Saturday 25 October 2014

I suppose I'm a grappler

I owe the topic of this post to my good friend Trev.

We were catching up for a drink a few weeks ago. Or maybe it was a few months ago - you know how time can slip away from you, and let's face it I don't get out much.

Anyway, we were having a chat about the general state of the universe - as you do. Talking about the struggles some of us have trying to make sense of all the crazy things around us, while others just seem to roll along, not really caring one way or another. And he came up with what I thought was the most wonderful title.

He called me a grappler.

I know, it probably doesn't exactly roll of the tongue. But it did make me smile, and in a funny sort of way, it felt kind of appropriate.

I just can't help grappling with the world I find myself in. It doesn't make any sense to me, and I find that terribly frustrating. I'm constantly trying to grab the world in my own two hands, and wrestle with it until I can get it tied down.

Of course, I never succeed. It's just that sort of world that we live in. But I can never let myself stop, even though I know the whole thing is nothing more than a mug's game. Though it drives me close to insane at times, still I'll continue to grapple with the world. I reckon that when they lay me down in the ground, I'll be grappling away inside my coffin.

Did I say above that it drives me close to insane. I guess there's probably one reason why it hasn't sent me the whole way, and that is my writing.

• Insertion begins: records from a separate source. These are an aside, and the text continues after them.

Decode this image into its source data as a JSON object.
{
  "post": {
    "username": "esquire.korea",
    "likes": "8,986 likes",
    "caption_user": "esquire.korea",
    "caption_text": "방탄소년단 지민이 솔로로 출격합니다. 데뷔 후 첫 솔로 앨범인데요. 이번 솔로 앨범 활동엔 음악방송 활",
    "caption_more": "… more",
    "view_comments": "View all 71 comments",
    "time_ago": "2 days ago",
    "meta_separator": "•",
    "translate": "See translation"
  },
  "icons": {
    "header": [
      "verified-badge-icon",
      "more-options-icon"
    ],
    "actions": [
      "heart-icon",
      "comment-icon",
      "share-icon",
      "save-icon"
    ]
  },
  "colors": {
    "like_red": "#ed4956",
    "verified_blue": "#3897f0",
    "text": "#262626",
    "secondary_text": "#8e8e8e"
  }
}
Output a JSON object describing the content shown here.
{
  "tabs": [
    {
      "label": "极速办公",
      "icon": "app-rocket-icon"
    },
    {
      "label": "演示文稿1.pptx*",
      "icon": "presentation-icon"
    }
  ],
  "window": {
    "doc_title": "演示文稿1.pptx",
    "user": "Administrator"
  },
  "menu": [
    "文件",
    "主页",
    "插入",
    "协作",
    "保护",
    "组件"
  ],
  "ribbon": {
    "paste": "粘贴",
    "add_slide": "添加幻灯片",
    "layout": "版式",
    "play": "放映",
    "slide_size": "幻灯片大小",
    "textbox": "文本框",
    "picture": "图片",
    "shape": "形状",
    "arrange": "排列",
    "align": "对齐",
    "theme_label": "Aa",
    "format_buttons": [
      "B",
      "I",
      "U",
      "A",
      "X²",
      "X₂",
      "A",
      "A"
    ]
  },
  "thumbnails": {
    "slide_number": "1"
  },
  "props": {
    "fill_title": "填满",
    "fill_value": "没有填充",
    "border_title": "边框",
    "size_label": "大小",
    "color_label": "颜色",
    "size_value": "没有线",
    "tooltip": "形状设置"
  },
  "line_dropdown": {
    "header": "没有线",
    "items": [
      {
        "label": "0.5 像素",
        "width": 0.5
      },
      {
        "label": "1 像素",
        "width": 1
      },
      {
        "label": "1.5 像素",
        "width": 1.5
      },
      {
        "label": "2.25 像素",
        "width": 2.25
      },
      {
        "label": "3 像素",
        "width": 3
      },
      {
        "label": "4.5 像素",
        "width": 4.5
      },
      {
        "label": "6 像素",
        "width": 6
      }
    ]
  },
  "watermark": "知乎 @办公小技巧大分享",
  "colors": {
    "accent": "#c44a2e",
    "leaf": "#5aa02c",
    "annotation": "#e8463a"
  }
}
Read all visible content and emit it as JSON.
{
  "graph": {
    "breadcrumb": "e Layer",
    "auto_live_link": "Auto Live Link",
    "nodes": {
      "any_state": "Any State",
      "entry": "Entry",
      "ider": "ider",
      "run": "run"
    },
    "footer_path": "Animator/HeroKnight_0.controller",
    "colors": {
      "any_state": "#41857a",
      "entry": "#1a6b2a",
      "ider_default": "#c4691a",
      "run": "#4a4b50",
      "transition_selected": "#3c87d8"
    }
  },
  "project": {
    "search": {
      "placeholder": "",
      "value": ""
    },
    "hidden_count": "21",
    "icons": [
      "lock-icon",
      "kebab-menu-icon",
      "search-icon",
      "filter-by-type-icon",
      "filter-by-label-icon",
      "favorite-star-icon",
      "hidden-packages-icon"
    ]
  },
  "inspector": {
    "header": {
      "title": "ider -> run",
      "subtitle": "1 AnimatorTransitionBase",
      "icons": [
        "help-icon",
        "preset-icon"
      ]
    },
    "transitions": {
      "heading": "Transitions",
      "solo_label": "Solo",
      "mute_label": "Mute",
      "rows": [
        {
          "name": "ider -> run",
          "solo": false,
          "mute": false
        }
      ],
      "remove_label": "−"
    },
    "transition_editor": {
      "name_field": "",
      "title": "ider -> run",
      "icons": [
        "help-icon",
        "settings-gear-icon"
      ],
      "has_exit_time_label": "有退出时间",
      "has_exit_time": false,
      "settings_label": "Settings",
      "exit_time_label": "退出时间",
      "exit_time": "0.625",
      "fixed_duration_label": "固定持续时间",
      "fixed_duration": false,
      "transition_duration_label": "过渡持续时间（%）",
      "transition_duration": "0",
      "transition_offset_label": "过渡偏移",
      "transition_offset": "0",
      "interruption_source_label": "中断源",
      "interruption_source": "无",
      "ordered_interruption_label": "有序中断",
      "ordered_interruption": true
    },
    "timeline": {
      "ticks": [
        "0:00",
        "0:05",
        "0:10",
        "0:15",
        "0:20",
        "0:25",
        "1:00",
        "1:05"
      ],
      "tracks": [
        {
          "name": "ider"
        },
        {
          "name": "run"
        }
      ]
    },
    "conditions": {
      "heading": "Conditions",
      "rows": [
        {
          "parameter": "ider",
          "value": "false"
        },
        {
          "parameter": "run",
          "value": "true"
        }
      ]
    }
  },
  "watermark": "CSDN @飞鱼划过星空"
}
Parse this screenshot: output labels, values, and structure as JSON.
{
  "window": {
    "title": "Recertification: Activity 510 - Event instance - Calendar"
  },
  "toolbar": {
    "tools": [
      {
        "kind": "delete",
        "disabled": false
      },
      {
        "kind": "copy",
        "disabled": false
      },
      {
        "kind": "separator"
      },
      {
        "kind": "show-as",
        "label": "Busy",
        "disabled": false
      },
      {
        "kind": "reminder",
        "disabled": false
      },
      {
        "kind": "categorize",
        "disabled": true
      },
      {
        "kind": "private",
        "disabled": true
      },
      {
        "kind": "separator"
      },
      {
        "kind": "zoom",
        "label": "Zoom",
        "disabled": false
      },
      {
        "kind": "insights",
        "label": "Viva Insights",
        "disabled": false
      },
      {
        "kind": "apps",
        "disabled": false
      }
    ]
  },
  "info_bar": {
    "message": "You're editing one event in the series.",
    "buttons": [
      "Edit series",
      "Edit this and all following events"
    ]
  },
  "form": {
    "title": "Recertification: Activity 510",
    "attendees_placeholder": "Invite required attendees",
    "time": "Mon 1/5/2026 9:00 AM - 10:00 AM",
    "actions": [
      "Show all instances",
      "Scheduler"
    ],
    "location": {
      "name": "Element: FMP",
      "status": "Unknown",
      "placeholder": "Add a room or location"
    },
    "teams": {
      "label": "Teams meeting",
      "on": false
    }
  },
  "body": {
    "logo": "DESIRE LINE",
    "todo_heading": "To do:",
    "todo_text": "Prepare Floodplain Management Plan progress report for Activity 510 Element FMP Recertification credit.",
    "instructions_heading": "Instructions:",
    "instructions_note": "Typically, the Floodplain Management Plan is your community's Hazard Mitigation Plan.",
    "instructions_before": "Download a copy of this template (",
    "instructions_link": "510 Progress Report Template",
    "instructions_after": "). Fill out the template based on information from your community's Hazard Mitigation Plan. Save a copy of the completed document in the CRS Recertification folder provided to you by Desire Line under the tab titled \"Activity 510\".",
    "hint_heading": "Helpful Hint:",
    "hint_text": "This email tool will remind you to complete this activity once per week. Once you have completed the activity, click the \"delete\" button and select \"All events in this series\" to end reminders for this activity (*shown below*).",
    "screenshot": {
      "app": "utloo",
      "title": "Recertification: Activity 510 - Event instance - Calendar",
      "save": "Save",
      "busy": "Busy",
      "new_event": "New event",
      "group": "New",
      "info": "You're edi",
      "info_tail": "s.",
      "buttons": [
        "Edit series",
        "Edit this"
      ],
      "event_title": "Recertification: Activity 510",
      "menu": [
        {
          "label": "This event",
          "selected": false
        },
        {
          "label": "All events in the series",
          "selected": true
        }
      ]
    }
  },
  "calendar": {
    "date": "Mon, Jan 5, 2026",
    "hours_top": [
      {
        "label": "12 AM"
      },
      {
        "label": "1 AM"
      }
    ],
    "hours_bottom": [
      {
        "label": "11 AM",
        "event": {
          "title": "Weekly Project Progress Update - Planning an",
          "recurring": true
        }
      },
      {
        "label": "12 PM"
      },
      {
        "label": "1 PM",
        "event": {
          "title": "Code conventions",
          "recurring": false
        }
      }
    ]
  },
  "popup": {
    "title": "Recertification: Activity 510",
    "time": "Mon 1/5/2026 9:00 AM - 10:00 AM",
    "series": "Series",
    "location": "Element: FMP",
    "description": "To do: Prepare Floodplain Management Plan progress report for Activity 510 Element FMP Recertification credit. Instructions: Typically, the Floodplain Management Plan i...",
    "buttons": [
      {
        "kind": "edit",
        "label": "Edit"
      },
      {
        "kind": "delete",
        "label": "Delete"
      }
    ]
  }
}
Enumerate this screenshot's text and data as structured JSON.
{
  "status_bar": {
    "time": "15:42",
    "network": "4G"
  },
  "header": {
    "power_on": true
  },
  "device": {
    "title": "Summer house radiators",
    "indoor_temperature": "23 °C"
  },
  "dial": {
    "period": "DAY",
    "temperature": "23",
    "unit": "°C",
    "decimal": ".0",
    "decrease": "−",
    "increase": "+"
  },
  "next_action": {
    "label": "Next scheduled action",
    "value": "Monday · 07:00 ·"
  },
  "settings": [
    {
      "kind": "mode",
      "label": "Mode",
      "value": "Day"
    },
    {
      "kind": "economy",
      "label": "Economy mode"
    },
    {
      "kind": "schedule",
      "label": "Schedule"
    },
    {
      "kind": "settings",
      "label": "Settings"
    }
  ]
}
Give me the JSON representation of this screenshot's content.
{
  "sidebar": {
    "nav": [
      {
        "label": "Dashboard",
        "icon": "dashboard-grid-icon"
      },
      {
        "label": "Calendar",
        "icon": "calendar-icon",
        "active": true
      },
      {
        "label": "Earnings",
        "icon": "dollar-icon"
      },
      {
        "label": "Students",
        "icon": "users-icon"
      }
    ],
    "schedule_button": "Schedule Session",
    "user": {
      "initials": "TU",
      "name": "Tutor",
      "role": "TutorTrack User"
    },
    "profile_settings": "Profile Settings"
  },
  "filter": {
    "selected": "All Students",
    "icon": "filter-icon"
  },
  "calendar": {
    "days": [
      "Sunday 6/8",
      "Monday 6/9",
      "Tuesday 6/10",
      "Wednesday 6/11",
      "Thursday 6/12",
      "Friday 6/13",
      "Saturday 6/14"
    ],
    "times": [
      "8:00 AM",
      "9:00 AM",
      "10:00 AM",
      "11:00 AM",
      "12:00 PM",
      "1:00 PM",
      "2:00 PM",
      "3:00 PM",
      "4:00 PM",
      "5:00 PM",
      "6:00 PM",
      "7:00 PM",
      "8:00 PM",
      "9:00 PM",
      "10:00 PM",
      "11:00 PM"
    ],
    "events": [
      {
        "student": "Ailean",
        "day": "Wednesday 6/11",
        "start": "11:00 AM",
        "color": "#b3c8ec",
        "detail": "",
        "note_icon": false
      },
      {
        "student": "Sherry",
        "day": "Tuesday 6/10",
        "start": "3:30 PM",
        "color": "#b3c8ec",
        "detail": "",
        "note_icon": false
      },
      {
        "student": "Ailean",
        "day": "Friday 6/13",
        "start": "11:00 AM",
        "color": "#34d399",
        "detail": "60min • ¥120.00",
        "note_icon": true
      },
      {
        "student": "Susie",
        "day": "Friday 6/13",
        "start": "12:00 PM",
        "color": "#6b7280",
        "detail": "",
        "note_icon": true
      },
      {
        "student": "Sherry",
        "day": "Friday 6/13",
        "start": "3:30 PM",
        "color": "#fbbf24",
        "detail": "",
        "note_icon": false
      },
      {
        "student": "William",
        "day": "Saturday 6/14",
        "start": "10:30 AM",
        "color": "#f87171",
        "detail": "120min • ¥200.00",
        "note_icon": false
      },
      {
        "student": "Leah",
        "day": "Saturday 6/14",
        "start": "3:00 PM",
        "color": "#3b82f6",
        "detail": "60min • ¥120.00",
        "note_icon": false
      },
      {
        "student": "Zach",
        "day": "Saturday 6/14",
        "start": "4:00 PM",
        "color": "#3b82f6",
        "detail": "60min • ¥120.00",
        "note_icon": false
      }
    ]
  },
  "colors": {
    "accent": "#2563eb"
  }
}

If anything, writer is like my release valve. When the grappling gets particularly frustrating, and I feel that my sanity is in question, I can always gain some sort of inspiration to channel this frustration into a story. And when I think of the main characters in my stories, like Neville Lansdowne or Magnus Mandalora or Kriffle the Flidderbug, I suppose I could probably categorise them as grapplers too.

So, whether you're happy to go along with the world, no matter how strange it seems to be, or whether you can't stop grappling, just like me, I hope you manage to find some vaguely reasonable answers. As to me, well I suppose I'll just keep on grappling.

1 comment:

  1. When you mentioned the word ‘grappling’ the first image that cropped to my mind is Joseph wresting with the angel. They struggle all night and then in the morning the angel touches Joseph’s hip socket and his hip is put out of joint. Just like that. The angel refuses to tell Joseph his name when asked. And so when I think about us we’re struggling against large corporations like Google and Amazon whose messengers are mostly nameless and faceless and could cripple us without thinking about it if they wanted to and yet we struggle on trying to make a bit of a name for ourselves. And some of us do. Some become Israel. I don’t think I ever will. I don’t have the energy. It’d not a matter of not having energy left. I never had that much to start off with. And yet I’m not quite ready to lie down. Not yet.